Certain paragraphs of the Release seem clearly designed to release Defendant only from a particular liability, whereas one paragraph appears intended to release him from many other liabilities. Under Illinois law, such clearly conflicting language renders a contract ambiguous. See Whitlock , 581 N.E.2d at 667 (finding a release ambiguous where a bank released a debtor with specific release language only as to one loan, but, in another paragraph, used general language that might have been taken to release the debtor from another loan owed to the same bank); Countryman , 686 N.E.2d at 64 (finding ambiguous a release that referred repeatedly to a single incident for most of its length, but also contained "general and sweeping language" that included "any other accident, injury, aggravation, or onset of symptoms" that a party might seek to sue on). The Release is thus ambiguous as a matter of law. See Countryman at 64.

When a contract is ambiguous, "the parties' intent must be determined from an examination of extrinsic evidence by the trier of fact." Whitlock at 667. Such determination is "generally a question of fact subject to rules of contract construction and parol evidence." Coutryman at 63-64.

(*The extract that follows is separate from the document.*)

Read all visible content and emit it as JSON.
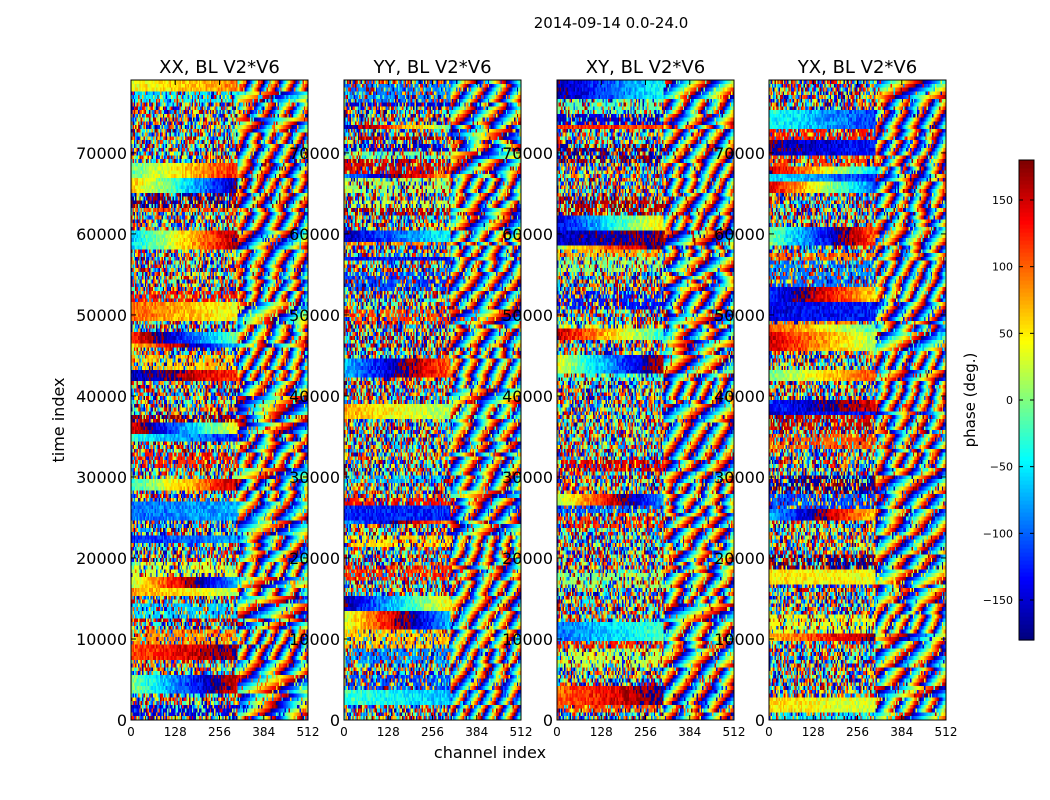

At this phase of the proceedings, and with the evidence currently before it, the Court does not have sufficient information before it to determine whether the Release was intended by the parties to release Defendant from the liabilities to Plaintiff upon which Plaintiff now sues. Defendant makes no argument, persuasive or otherwise, why it would be more reasonable to interpret the Release as releasing him from all liabilities whatsoever to Plaintiff, rather than to the specific liability that gave rise to the Release. See Telco , 685 N.E.2d at 955. Instead, Defendant supports his Motion for Summary Judgment only with the argument that the portions of the Release that use general language are themselves not ambiguous. This argument fails, as explained above, because the Release as a whole is ambiguous, and thus its interpretation is a question of fact and construal of the whole contract, and cannot be disposed of by the isolated interpretation of one paragraph. Defendant makes no argument as to why the contract as a whole, as an expression of the intent of the parties, should be construed as releasing Defendant from liability in the instant suit.

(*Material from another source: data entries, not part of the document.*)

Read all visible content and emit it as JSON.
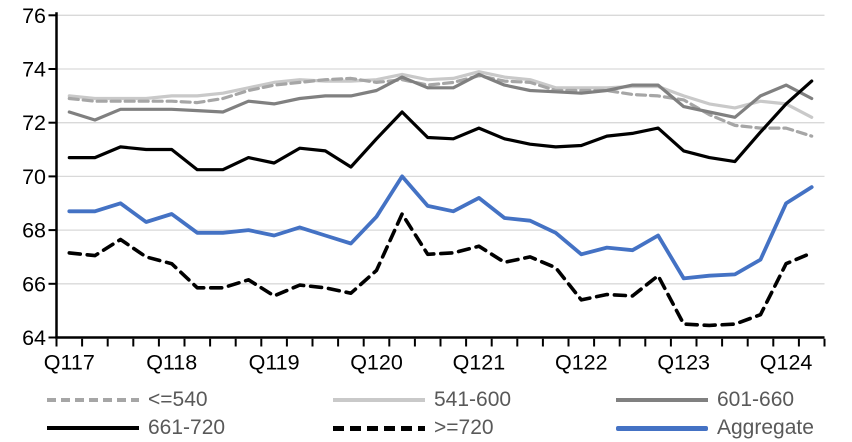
{
  "legend": {
    "items": [
      {
        "label": "<=540",
        "color": "#A6A6A6",
        "style": "dashed"
      },
      {
        "label": "541-600",
        "color": "#C9C9C9",
        "style": "solid"
      },
      {
        "label": "601-660",
        "color": "#808080",
        "style": "solid"
      },
      {
        "label": "661-720",
        "color": "#000000",
        "style": "solid"
      },
      {
        "label": ">=720",
        "color": "#000000",
        "style": "dashed"
      },
      {
        "label": "Aggregate",
        "color": "#4472C4",
        "style": "solid"
      }
    ]
  },
  "chart_data": {
    "type": "line",
    "title": "",
    "xlabel": "",
    "ylabel": "",
    "x_unit": "quarter",
    "x_start": "Q1 2017",
    "x_end": "Q2 2024",
    "n_points": 30,
    "x_tick_labels": [
      "Q117",
      "Q118",
      "Q119",
      "Q120",
      "Q121",
      "Q122",
      "Q123",
      "Q124"
    ],
    "x_tick_every": 4,
    "ylim": [
      64,
      76
    ],
    "y_tick_step": 2,
    "y_tick_labels": [
      "64",
      "66",
      "68",
      "70",
      "72",
      "74",
      "76"
    ],
    "grid": true,
    "gridline_color": "#D9D9D9",
    "legend_position": "bottom",
    "series": [
      {
        "name": "541-600",
        "color": "#C9C9C9",
        "dash": null,
        "width": 3.2,
        "values": [
          73.0,
          72.9,
          72.9,
          72.9,
          73.0,
          73.0,
          73.1,
          73.3,
          73.5,
          73.6,
          73.55,
          73.55,
          73.6,
          73.8,
          73.6,
          73.65,
          73.9,
          73.7,
          73.6,
          73.3,
          73.3,
          73.3,
          73.35,
          73.35,
          73.0,
          72.7,
          72.55,
          72.8,
          72.7,
          72.2
        ]
      },
      {
        "name": "<=540",
        "color": "#A6A6A6",
        "dash": [
          9,
          5
        ],
        "width": 3.2,
        "values": [
          72.9,
          72.8,
          72.8,
          72.8,
          72.8,
          72.75,
          72.9,
          73.2,
          73.4,
          73.5,
          73.6,
          73.65,
          73.5,
          73.6,
          73.4,
          73.5,
          73.75,
          73.55,
          73.5,
          73.2,
          73.2,
          73.2,
          73.05,
          73.0,
          72.85,
          72.3,
          71.9,
          71.8,
          71.8,
          71.5
        ]
      },
      {
        "name": "601-660",
        "color": "#808080",
        "dash": null,
        "width": 3.2,
        "values": [
          72.4,
          72.1,
          72.5,
          72.5,
          72.5,
          72.45,
          72.4,
          72.8,
          72.7,
          72.9,
          73.0,
          73.0,
          73.2,
          73.7,
          73.3,
          73.3,
          73.8,
          73.4,
          73.2,
          73.15,
          73.1,
          73.2,
          73.4,
          73.4,
          72.6,
          72.4,
          72.2,
          73.0,
          73.4,
          72.9
        ]
      },
      {
        "name": "661-720",
        "color": "#000000",
        "dash": null,
        "width": 3.2,
        "values": [
          70.7,
          70.7,
          71.1,
          71.0,
          71.0,
          70.25,
          70.25,
          70.7,
          70.5,
          71.05,
          70.95,
          70.35,
          71.4,
          72.4,
          71.45,
          71.4,
          71.8,
          71.4,
          71.2,
          71.1,
          71.15,
          71.5,
          71.6,
          71.8,
          70.95,
          70.7,
          70.55,
          71.65,
          72.7,
          73.55
        ]
      },
      {
        "name": ">=720",
        "color": "#000000",
        "dash": [
          11,
          7
        ],
        "width": 3.6,
        "values": [
          67.15,
          67.05,
          67.65,
          67.0,
          66.75,
          65.85,
          65.85,
          66.15,
          65.55,
          65.95,
          65.85,
          65.65,
          66.5,
          68.6,
          67.1,
          67.15,
          67.4,
          66.8,
          67.0,
          66.6,
          65.4,
          65.6,
          65.55,
          66.3,
          64.5,
          64.45,
          64.5,
          64.85,
          66.75,
          67.15
        ]
      },
      {
        "name": "Aggregate",
        "color": "#4472C4",
        "dash": null,
        "width": 3.8,
        "values": [
          68.7,
          68.7,
          69.0,
          68.3,
          68.6,
          67.9,
          67.9,
          68.0,
          67.8,
          68.1,
          67.8,
          67.5,
          68.5,
          70.0,
          68.9,
          68.7,
          69.2,
          68.45,
          68.35,
          67.9,
          67.1,
          67.35,
          67.25,
          67.8,
          66.2,
          66.3,
          66.35,
          66.9,
          69.0,
          69.6
        ]
      }
    ]
  }
}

Drawing all inferences in favor of the non-moving party, the Plaintiff, as the Court must on a motion for summary judgment, the Court finds that as a matter of law, the contract is ambiguous, and there is insufficient evidence as to the parties' intentions to grant summary judgment. See Liberty Lobby , 477 U.S. at 249. Defendant Hoffman is thus denied summary judgment.


Defendant Hoffman's Motion for Summary Judgment, ECF No. 15, is DENIED.